I felt that it was important, given my development of ideas, to restructure my script. I sat in the space I will be performing in and began to shape my script around my new ideas. I started by thinking about how Tim Crouch in An Oak Tree used the background story of the man whose daughter had died. This gave me the idea to add intertextuality within my piece.

My performance space
My performance space

I have now included excerpts from Hamlet and Romeo and Juliet, to capture moments of heightened characterisation. From Hamlet I have chosen the moment when Ophelia turns mad.

“There’s fennel for you, and columbines.
There’s rue for you, and here’s some
for me. We may call it herb of grace o’ Sundays.
You must wear your rue with a difference! There’s
a daisy. I would give you some violets, but they
wither’d all when my father died. They say he
made a good end –

[Sings]

For bonny sweet Robin is all my joy” (Shakespeare, 1992, 4.5: 180-187).

This part in the play shows Ophelia move from verse to prose, losing her status as a character. I chose this to attempt to show the challenges of taking on this character and also to create a contrast between me (the performer on stage) and the character of Ophelia.

From Romeo and Juliet I have chosen the moment when Juliet drinks the poison to end her life to be with Romeo, who she believes is dead.

“O, if I wake, shall I not be distraught,
Environed with all these hideous fears?
And madly play with my forefather’s joints?
And pluck the mangled Tybalt from his shroud?
And, in this rage, with some kinsman’s bone,
As with a club, dash out my desperate brains?
O, look! methinks I see my cousin’s ghost
Seeking out Romeo, that did spit his body
Upon a rapier’s point: stay, Tybalt, stay!
Romeo, Romeo, Romeo!

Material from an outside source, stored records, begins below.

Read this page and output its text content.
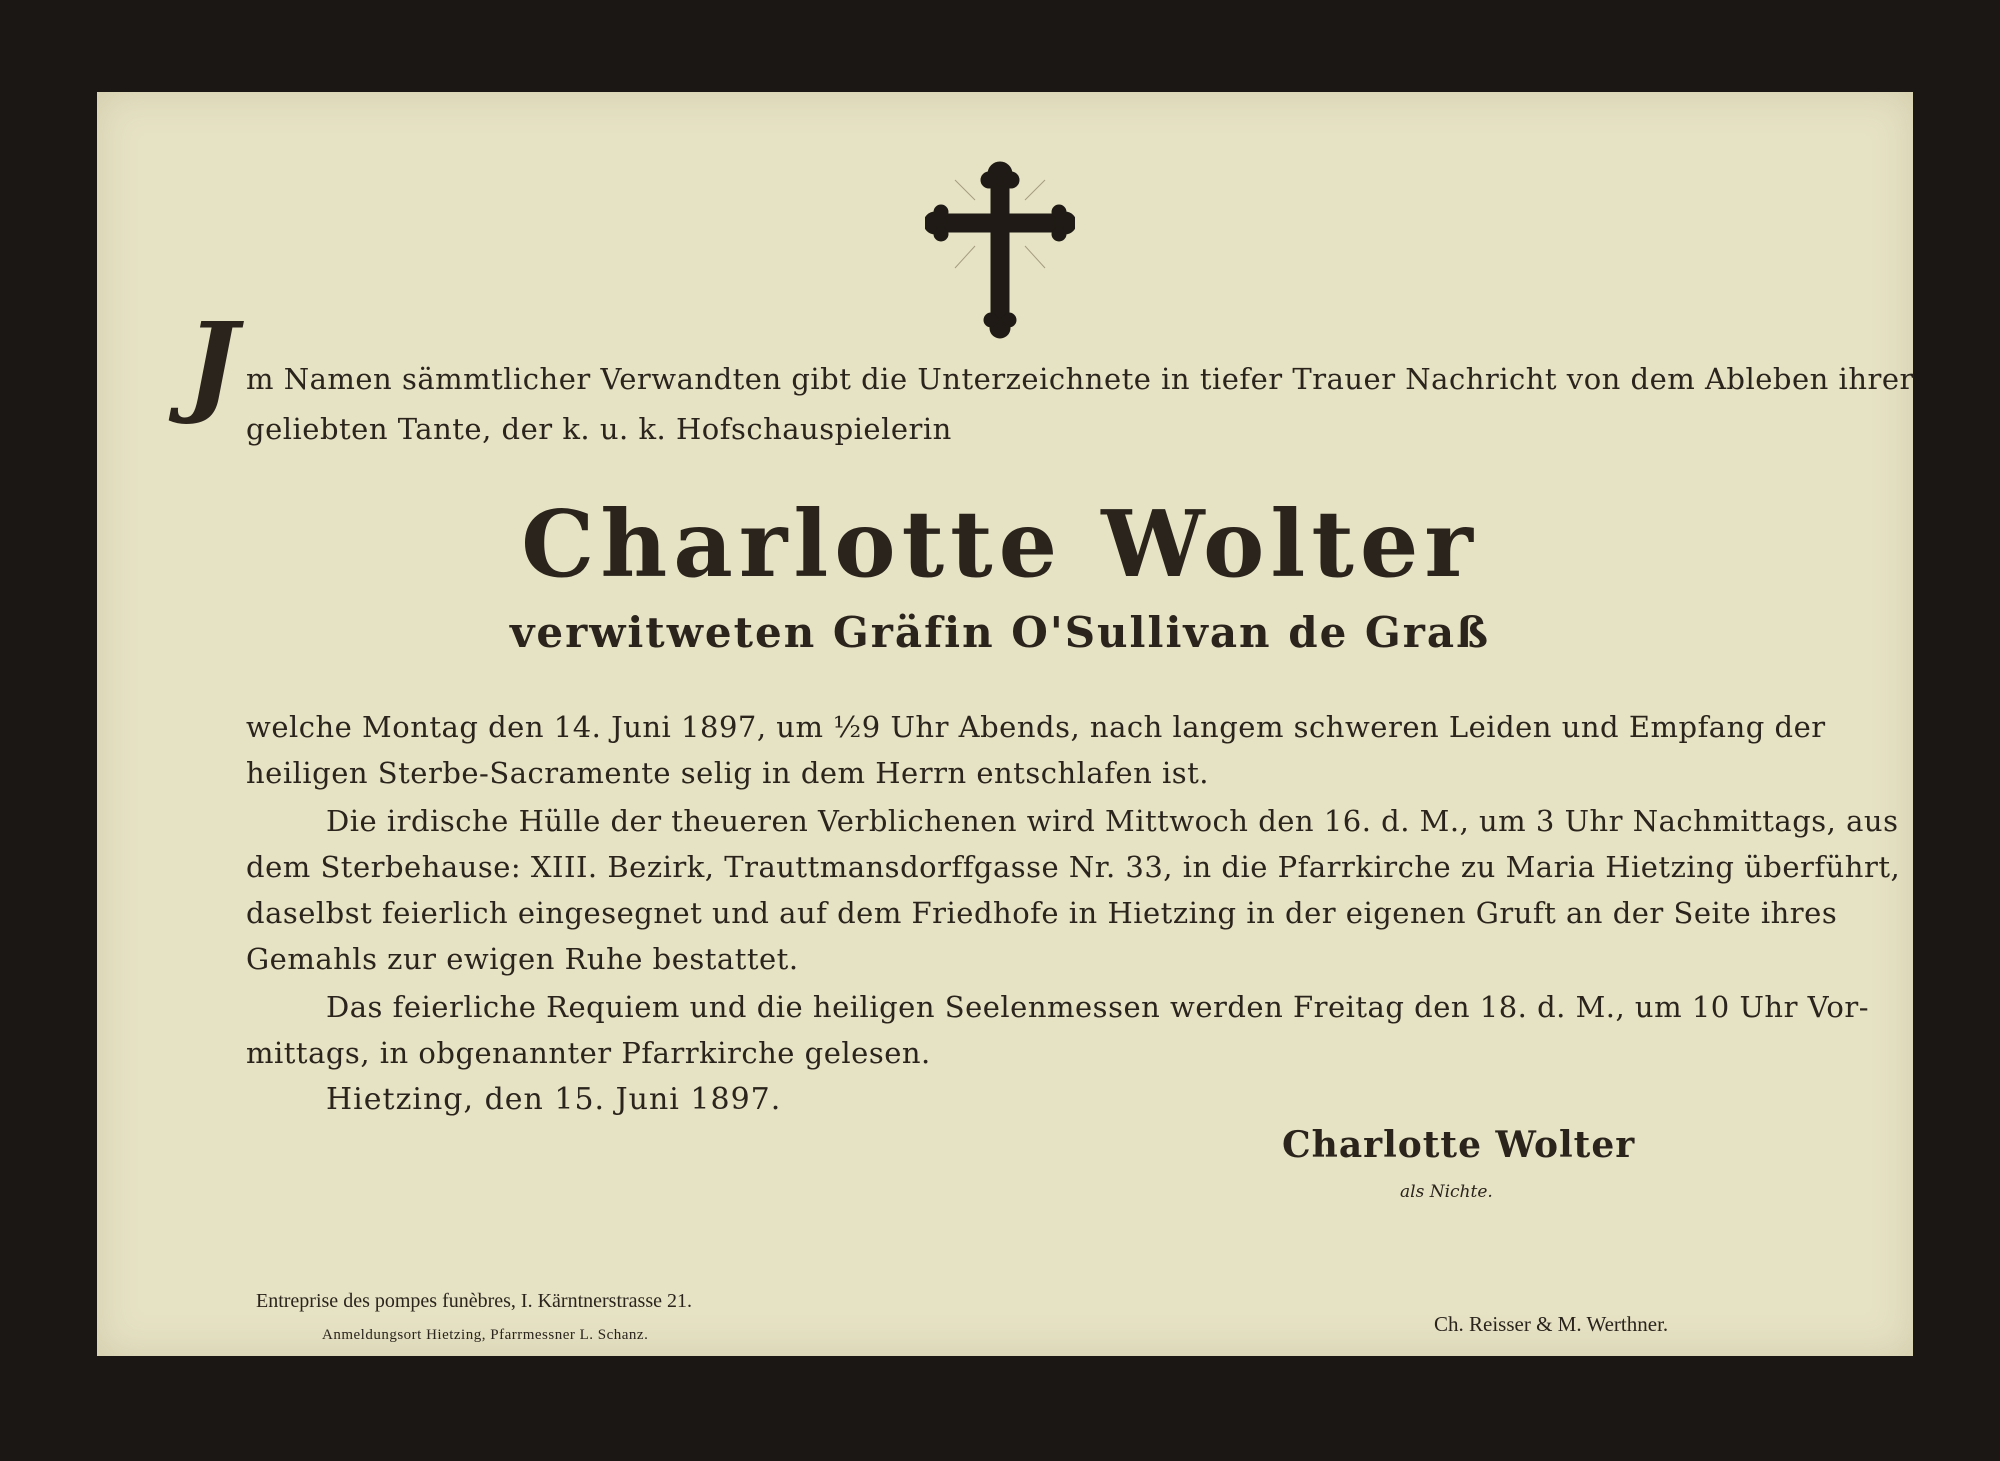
J m Namen sämmtlicher Verwandten gibt die Unterzeichnete in tiefer Trauer Nachricht von dem Ableben ihrer
geliebten Tante, der k. u. k. Hofschauspielerin
Charlotte Wolter
verwitweten Gräfin O'Sullivan de Graß
welche Montag den 14. Juni 1897, um ½9 Uhr Abends, nach langem schweren Leiden und Empfang der
heiligen Sterbe-Sacramente selig in dem Herrn entschlafen ist.
Die irdische Hülle der theueren Verblichenen wird Mittwoch den 16. d. M., um 3 Uhr Nachmittags, aus
dem Sterbehause: XIII. Bezirk, Trauttmansdorffgasse Nr. 33, in die Pfarrkirche zu Maria Hietzing überführt,
daselbst feierlich eingesegnet und auf dem Friedhofe in Hietzing in der eigenen Gruft an der Seite ihres
Gemahls zur ewigen Ruhe bestattet.
Das feierliche Requiem und die heiligen Seelenmessen werden Freitag den 18. d. M., um 10 Uhr Vor-
mittags, in obgenannter Pfarrkirche gelesen.
Hietzing, den 15. Juni 1897.
Charlotte Wolter
als Nichte.
Entreprise des pompes funèbres, I. Kärntnerstrasse 21.
Anmeldungsort Hietzing, Pfarrmessner L. Schanz.	Ch. Reisser & M. Werthner.
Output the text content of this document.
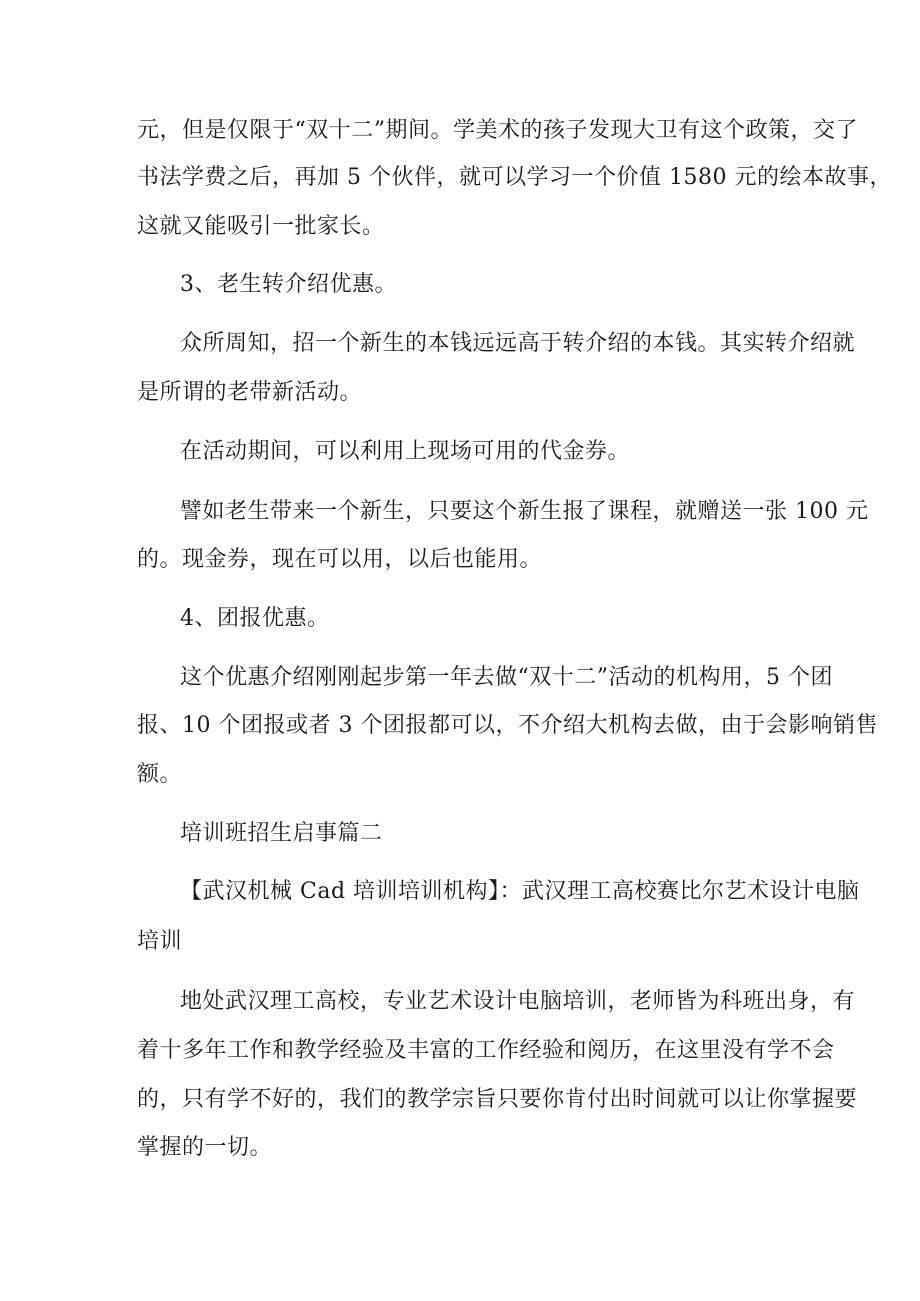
元，但是仅限于“双十二”期间。学美术的孩子发现大卫有这个政策，交了
书法学费之后，再加 5 个伙伴，就可以学习一个价值 1580 元的绘本故事，
这就又能吸引一批家长。
3、老生转介绍优惠。
众所周知，招一个新生的本钱远远高于转介绍的本钱。其实转介绍就
是所谓的老带新活动。
在活动期间，可以利用上现场可用的代金券。
譬如老生带来一个新生，只要这个新生报了课程，就赠送一张 100 元
的。现金券，现在可以用，以后也能用。
4、团报优惠。
这个优惠介绍刚刚起步第一年去做“双十二”活动的机构用，5 个团
报、10 个团报或者 3 个团报都可以，不介绍大机构去做，由于会影响销售
额。
培训班招生启事篇二
【武汉机械 Cad 培训培训机构】：武汉理工高校赛比尔艺术设计电脑
培训
地处武汉理工高校，专业艺术设计电脑培训，老师皆为科班出身，有
着十多年工作和教学经验及丰富的工作经验和阅历，在这里没有学不会
的，只有学不好的，我们的教学宗旨只要你肯付出时间就可以让你掌握要
掌握的一切。
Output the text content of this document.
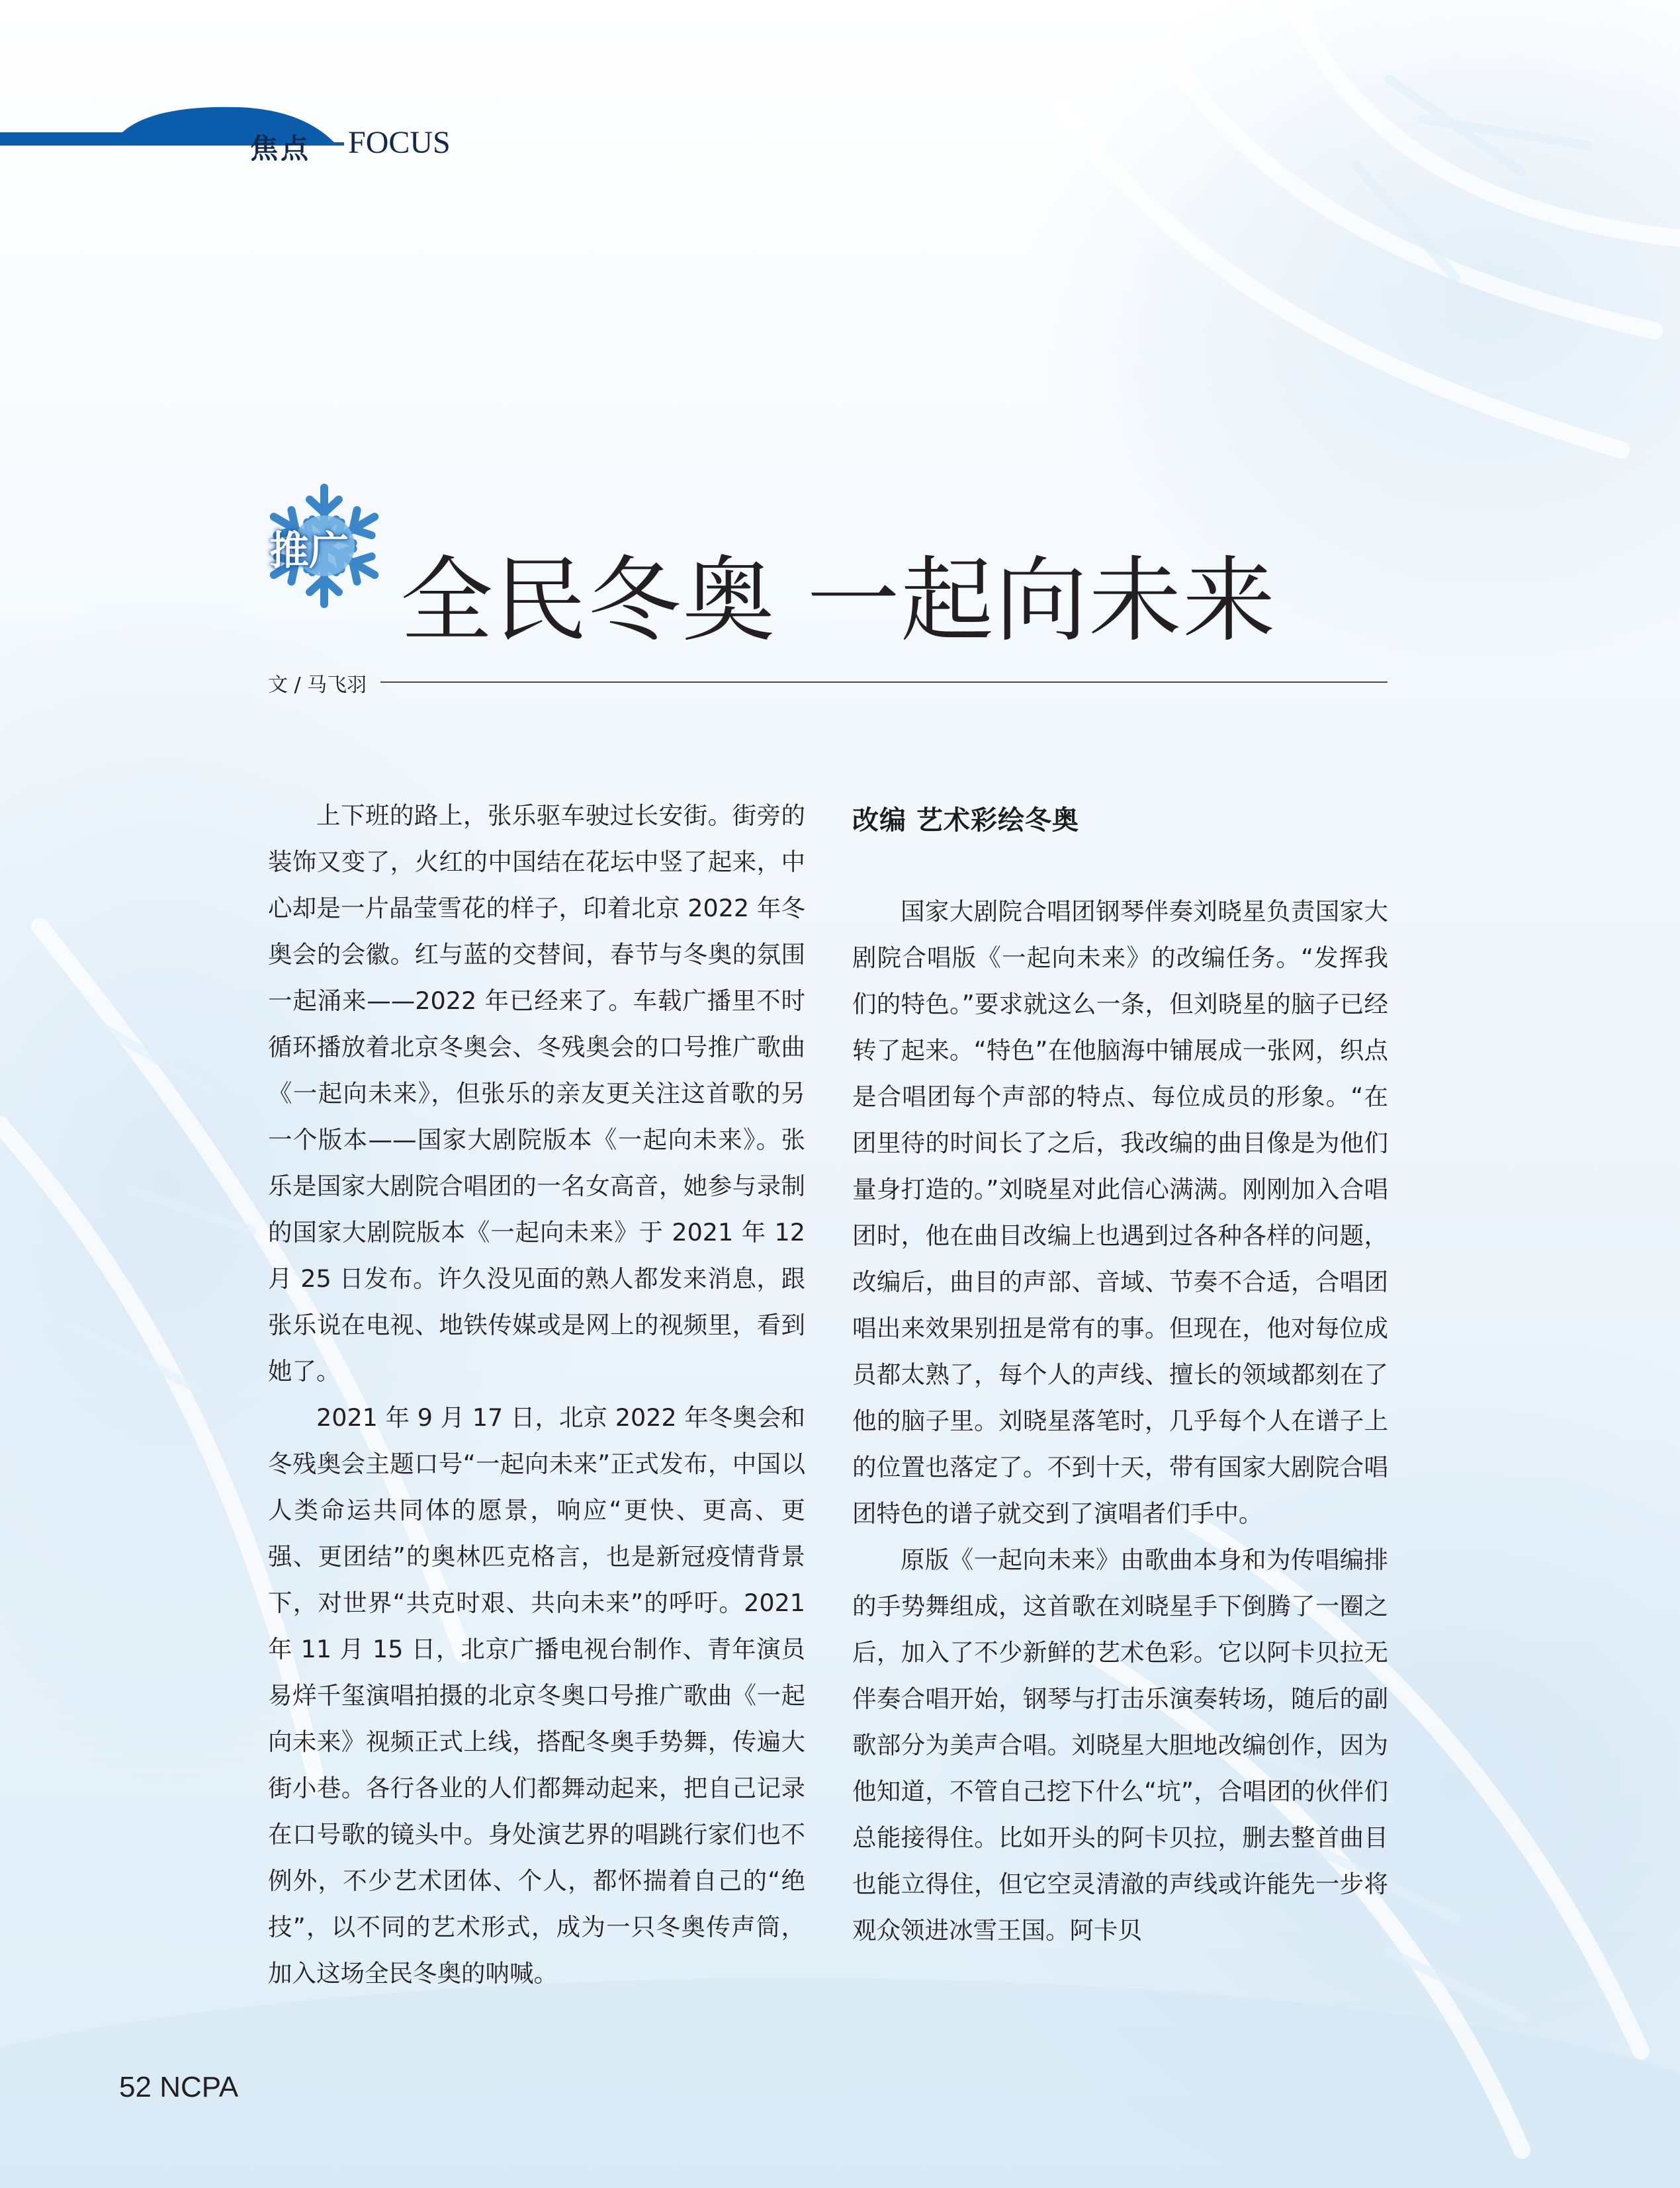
焦点 FOCUS
推广 全民冬奥 一起向未来
文 / 马飞羽

上下班的路上，张乐驱车驶过长安街。街旁的装饰又变了，火红的中国结在花坛中竖了起来，中心却是一片晶莹雪花的样子，印着北京 2022 年冬奥会的会徽。红与蓝的交替间，春节与冬奥的氛围一起涌来——2022 年已经来了。车载广播里不时循环播放着北京冬奥会、冬残奥会的口号推广歌曲《一起向未来》，但张乐的亲友更关注这首歌的另一个版本——国家大剧院版本《一起向未来》。张乐是国家大剧院合唱团的一名女高音，她参与录制的国家大剧院版本《一起向未来》于 2021 年 12 月 25 日发布。许久没见面的熟人都发来消息，跟张乐说在电视、地铁传媒或是网上的视频里，看到她了。

2021 年 9 月 17 日，北京 2022 年冬奥会和冬残奥会主题口号“一起向未来”正式发布，中国以人类命运共同体的愿景，响应“更快、更高、更强、更团结”的奥林匹克格言，也是新冠疫情背景下，对世界“共克时艰、共向未来”的呼吁。2021 年 11 月 15 日，北京广播电视台制作、青年演员易烊千玺演唱拍摄的北京冬奥口号推广歌曲《一起向未来》视频正式上线，搭配冬奥手势舞，传遍大街小巷。各行各业的人们都舞动起来，把自己记录在口号歌的镜头中。身处演艺界的唱跳行家们也不例外，不少艺术团体、个人，都怀揣着自己的“绝技”，以不同的艺术形式，成为一只冬奥传声筒，加入这场全民冬奥的呐喊。

改编 艺术彩绘冬奥

国家大剧院合唱团钢琴伴奏刘晓星负责国家大剧院合唱版《一起向未来》的改编任务。“发挥我们的特色。”要求就这么一条，但刘晓星的脑子已经转了起来。“特色”在他脑海中铺展成一张网，织点是合唱团每个声部的特点、每位成员的形象。“在团里待的时间长了之后，我改编的曲目像是为他们量身打造的。”刘晓星对此信心满满。刚刚加入合唱团时，他在曲目改编上也遇到过各种各样的问题，改编后，曲目的声部、音域、节奏不合适，合唱团唱出来效果别扭是常有的事。但现在，他对每位成员都太熟了，每个人的声线、擅长的领域都刻在了他的脑子里。刘晓星落笔时，几乎每个人在谱子上的位置也落定了。不到十天，带有国家大剧院合唱团特色的谱子就交到了演唱者们手中。

原版《一起向未来》由歌曲本身和为传唱编排的手势舞组成，这首歌在刘晓星手下倒腾了一圈之后，加入了不少新鲜的艺术色彩。它以阿卡贝拉无伴奏合唱开始，钢琴与打击乐演奏转场，随后的副歌部分为美声合唱。刘晓星大胆地改编创作，因为他知道，不管自己挖下什么“坑”，合唱团的伙伴们总能接得住。比如开头的阿卡贝拉，删去整首曲目也能立得住，但它空灵清澈的声线或许能先一步将观众领进冰雪王国。阿卡贝

52 NCPA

Here’s drink- I drink to thee” (Shakespeare, 2000, 4.3: 49-58).

Within my performance I want to play around with the perception of character and stage performer, the intimacy between the audience and the performer and how close they feel to what is being presented to them. I have chosen these excerpts in the hope that the audience recognise the characters, but see that these are characters that can be performed by many actors. This is to test whether the true intimacy is limited.

The media elements to the performance, using projection and sound, will add to this in modern contrast. This again will test how close the audience feel to the performance. With how accessible media representations of performances are, I would like to test the old with the new. There are many ways we can view performances, in theatres and on the computer screen via tools like Youtube. How many times can we watch a different version of Juliet’s balcony scene and feel the same emotion we did for the first time? If we have not seen the balcony scene, how do we feel the first time we see it if it is through Youtube or the medium of a screen?

This is the video version of Romeo and Juliet’s balcony scene performed by the Royal Shakespeare Company (RSC). Within there are close-ups, which manipulate the view (2min 16sec). This is how viewing on Youtube can differ from viewing in a theatre.

 

Works Cited

Royal Shakespeare Company (2011) Royal Shakespeare Company – Romeo & Juliet, on stage footage – NY. [online video] Available from https://www.youtube.com/watch?v=FHoaPLO6Zd [Accessed 7 April 2014].

Shakespeare W. and Watts, C. (eds.) (1992) Hamlet. Hertfordshire: Wordsworth Classics Ltd.

Shakespeare W. and Watts, C. (eds.) (2000) Romeo and Juliet. Hertfordshire: Wordsworth Classic Ltd.